Mamy są różne, tak jak różny jest ich temperament, priorytety, umiejętności i pomysł na życie i rodzinę. Między nimi są i takie, które bardzo kochają swoją rodzinę i zarazem kochają swoją pracę. I starają się pogodzić ze sobą te dwie miłości. I prawie im się udaje. Znacie takie mamy? Ja niedawno poznałam Joannę Paciorek – osobiście oraz czytając jej książkę Mama w pracy.
Czytałam jak Joanna dokonuje rzeczy, z mojego punktu widzenia, niemożliwych – jest mamą trójki dzieci, pracuje w korporacji, działa społecznie, pisze felietony, i …robi gołąbki, zrazy zawijane, kluski śląskie, przetwory, sadzi cynie. I nie, nie pracuje na pół etatu. Tak, pomaga jej babcia. Nie, babcia nie mieszka z nimi.
Jak oni sobie radzą z nawałem codziennych obowiązków – punktualny Tata Tygrys, Mama, która ciągle od nowa postanawia się nie spóźniać, bliźniaki o różnym temperamencie, ale z tą samą ilością zadanych prac domowych, przedszkolak Rysio, który wpada w gniew, gdy jest zmęczony i głodny? Dzieci chorują w sposób zupełnie nie do przewidzenia, w pracy spotkanie goni za spotkaniem i trzeba wyjechać na szkolenie; piwnicę zalewa woda, a dwa samochody równocześnie nie nadają się do jazdy. Babcia – instytucja ratunkowa – umożliwia wybrnięcie z tych tarapatów, ale przecież nie wszystko zorganizuje i załatwi. Zajmie się chorym Rysiem, ale Franka i Stefana na odczulanie czy angielski musi zawieźć Mama lub Tata. Schabowe Mama usmaży o świcie, paprykę będzie pasteryzowała po północy, zarwie noc z książką, nie zdąży na basen ani na rodzinny wyjazd, bo tyle było pracy w pracy…
Joanna oprócz wielu talentów, pozwalających jej na prowadzenie aktywnego, pełnego życia, została obdarowana umiejętnością opowiadania historii. Tak właśnie pisze o swojej codzienności – opowiada nam krótkie, ale pełne treści, historie. Różne, przeróżne, nie sposób się nimi znudzić i chętnie sięga się po książkę, by poznać kolejną opowiastkę z życia Joasi, Taty Tygrysa, Franka, Stefana i Rysia, a na koniec spotkać Janeczkę. Są wśród tych historii i zabawne i nostalgiczne. Wyjątkowe wrażenie zrobiła na mnie Do Nieba, w której autorka opisuje śmierć swojego taty. Bardzo osobiście i bardzo poetycko zarazem. Czy kiedykolwiek czytałam podobny opis śmierci?
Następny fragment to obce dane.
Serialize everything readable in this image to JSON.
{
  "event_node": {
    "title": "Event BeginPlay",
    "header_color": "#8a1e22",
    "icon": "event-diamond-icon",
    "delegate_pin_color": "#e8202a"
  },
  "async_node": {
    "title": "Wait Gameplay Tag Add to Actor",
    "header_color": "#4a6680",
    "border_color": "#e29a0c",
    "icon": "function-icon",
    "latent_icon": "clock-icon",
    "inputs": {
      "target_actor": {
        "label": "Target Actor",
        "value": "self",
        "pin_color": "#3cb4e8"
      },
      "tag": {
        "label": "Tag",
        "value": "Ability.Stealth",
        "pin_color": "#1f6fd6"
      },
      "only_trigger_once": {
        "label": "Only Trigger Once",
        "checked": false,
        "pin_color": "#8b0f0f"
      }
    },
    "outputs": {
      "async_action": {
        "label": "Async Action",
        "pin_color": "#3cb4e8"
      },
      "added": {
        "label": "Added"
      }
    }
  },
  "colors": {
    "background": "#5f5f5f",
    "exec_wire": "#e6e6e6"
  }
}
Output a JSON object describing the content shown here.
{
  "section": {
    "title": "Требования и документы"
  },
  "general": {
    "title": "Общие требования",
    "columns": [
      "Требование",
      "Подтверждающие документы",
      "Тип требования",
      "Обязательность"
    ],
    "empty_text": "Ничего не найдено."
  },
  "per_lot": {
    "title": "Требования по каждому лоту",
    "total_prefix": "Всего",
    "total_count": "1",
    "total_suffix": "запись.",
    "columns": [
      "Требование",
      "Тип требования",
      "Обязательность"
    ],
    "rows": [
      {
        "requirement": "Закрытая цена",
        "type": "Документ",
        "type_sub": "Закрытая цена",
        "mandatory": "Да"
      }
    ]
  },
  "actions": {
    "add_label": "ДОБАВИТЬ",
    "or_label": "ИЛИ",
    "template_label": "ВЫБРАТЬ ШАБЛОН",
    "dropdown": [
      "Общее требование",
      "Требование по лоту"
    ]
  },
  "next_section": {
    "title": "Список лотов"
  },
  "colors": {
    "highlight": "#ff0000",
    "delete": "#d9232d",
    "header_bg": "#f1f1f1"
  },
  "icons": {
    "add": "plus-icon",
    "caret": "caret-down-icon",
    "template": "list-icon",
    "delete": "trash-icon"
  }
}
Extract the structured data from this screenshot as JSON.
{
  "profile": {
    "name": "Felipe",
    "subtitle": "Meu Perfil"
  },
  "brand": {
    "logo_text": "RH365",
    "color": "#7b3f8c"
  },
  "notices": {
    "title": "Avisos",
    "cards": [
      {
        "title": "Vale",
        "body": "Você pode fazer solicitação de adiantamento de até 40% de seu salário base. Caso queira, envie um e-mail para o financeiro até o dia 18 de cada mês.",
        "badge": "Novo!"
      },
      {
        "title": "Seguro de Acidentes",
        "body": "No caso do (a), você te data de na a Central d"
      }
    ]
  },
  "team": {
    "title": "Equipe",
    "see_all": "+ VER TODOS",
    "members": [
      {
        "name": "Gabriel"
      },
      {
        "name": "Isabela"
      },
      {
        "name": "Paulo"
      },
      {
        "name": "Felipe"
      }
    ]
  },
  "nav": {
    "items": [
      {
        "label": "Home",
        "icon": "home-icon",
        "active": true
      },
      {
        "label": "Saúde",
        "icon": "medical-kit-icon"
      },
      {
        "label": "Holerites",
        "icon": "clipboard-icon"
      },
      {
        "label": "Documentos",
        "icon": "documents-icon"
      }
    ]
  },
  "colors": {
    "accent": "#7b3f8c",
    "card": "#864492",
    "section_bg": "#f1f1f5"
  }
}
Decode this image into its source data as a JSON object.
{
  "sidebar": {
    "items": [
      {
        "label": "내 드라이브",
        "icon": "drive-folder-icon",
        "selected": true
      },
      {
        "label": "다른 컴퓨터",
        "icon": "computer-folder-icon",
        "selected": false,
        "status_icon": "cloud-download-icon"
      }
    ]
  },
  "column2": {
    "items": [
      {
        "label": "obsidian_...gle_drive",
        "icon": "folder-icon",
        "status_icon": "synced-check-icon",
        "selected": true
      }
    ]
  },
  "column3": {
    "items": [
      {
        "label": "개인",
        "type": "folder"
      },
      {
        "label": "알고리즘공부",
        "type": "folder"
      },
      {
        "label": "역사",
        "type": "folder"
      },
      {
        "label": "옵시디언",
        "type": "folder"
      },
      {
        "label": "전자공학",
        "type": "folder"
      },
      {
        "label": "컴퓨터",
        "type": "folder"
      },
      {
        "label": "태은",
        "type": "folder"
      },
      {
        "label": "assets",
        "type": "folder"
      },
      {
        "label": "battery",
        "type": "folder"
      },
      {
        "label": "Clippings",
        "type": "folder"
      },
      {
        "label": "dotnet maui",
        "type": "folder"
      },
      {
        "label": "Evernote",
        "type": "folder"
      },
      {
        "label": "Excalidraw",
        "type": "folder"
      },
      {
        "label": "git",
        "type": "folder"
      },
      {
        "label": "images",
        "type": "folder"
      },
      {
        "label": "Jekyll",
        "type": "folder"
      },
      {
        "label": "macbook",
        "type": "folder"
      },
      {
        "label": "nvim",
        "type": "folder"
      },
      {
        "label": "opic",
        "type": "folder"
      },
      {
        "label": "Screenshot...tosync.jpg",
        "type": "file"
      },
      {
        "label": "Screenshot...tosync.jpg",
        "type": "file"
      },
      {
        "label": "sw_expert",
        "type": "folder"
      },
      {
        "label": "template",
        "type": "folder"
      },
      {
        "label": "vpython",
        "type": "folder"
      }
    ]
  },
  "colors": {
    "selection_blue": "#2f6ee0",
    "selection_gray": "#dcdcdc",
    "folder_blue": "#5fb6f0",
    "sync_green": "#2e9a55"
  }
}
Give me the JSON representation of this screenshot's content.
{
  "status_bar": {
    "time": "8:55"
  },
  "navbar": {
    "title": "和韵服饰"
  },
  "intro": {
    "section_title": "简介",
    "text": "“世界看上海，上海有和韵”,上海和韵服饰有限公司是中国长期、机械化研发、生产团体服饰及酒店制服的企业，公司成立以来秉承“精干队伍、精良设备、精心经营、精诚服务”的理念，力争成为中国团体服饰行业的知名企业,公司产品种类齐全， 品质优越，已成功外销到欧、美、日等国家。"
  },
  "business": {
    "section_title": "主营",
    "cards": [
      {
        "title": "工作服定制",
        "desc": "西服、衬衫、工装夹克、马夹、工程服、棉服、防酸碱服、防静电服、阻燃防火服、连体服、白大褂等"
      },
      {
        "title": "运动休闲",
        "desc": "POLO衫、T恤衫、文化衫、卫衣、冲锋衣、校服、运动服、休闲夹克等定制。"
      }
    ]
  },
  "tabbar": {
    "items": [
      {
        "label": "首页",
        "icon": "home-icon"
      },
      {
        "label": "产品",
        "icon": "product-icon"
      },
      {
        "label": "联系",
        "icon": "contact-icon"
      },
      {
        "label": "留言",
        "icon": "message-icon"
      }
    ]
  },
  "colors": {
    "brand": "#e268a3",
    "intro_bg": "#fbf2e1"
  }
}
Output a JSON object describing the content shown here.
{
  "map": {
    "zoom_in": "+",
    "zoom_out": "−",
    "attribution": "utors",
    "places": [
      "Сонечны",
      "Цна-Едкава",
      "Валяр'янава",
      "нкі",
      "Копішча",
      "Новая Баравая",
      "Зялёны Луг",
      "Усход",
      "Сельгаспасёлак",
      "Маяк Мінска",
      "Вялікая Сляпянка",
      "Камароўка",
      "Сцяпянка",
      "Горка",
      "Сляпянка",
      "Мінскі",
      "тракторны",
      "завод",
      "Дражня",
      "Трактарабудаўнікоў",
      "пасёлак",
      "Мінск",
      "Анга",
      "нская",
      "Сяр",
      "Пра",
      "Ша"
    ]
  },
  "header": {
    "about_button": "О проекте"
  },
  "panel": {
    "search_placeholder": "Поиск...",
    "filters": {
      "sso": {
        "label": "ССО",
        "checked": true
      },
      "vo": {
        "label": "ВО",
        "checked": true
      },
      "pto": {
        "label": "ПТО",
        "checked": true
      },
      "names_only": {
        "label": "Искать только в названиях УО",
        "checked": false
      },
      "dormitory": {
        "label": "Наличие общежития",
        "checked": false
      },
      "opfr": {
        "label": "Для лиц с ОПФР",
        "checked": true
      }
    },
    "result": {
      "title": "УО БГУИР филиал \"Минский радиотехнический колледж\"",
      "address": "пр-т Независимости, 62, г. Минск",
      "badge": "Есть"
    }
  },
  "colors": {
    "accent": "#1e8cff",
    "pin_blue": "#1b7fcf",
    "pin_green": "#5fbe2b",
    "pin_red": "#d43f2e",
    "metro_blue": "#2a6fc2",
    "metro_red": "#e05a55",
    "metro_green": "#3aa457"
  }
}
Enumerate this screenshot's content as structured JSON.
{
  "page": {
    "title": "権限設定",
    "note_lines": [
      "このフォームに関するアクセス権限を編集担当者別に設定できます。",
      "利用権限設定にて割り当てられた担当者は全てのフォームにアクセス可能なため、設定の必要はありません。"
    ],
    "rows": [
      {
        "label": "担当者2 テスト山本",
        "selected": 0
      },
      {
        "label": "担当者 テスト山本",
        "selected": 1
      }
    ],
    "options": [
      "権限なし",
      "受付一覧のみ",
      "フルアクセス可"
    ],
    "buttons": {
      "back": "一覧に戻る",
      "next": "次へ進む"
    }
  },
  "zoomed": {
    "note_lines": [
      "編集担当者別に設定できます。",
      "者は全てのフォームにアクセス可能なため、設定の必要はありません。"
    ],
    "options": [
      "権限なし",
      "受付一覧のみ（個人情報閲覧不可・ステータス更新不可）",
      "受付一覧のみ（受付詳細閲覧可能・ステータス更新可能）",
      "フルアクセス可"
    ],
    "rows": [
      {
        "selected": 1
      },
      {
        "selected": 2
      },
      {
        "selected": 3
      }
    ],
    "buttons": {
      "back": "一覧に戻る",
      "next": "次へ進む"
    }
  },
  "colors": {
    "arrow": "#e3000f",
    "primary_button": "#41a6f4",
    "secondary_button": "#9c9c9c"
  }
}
Nie. Zastanawiam się, czy właśnie ten rozdział dotknął mnie szczególnie, bo niedawno odszedł mój tata, ale nie znajduję na to odpowiedzi. To po prostu opisane w niezwykły sposób spotkanie Pani Śmierci z Panią Duszą.
Kiedy czytam Rower w myślach kiwam głową – i mój stacjonarny rowerek wykazuje takie same tendencje jak ten należący do autorki – w krótkim czasie ze sprzętu sportowego zamienia się w połączenie wieszaka na torebki z wieszakiem na ubrania. Jak to się dzieje? Jakby nie było, dobrze, że nie tylko w moim domu…
Joanna w swój nieszablonowy sposób opisuje nawet trywialne domowe prace. W jej domu to zmagania jakie toczą Pani Kanapa, sprzymierzona z Panią Poduszką i Panem Kocykiem, przeciwko Pani Miotle, Pani Pralce i ich stronnikom, z przeciążoną Panią Suszarką na czele. Która z nas się nie odnajdzie w tej opowieści? Ręka do góry. Nikt się nie zgłasza?
Czy łatwo jest godzić wymagania życia rodzinnego z pracą zawodową? Odwieczne pytanie i ciągle ta sama odpowiedź, którą znajdziemy też w książce Mama w pracy: nie jest łatwo, płaci się za to zmęczeniem, trzeba iść na kompromisy, ale się da. Wszystko zależy od motywacji, poczucia sensu i celu. A miłość naprawdę dodaje skrzydeł i to, co pozornie jest niemożliwe staje się wykonalne. Ogień godzi się z wodą i pod dachem zapracowanych Mamy i Taty kwitnie życie. Nie wierzycie, że się udaje? Przeczytajcie Mamę w pracy. Bardzo podnosi na duchu. Polecam 🙂
Cały przychód ze sprzedaży książki jest przeznaczony na rzecz Fundacji Świętego Mikołaja.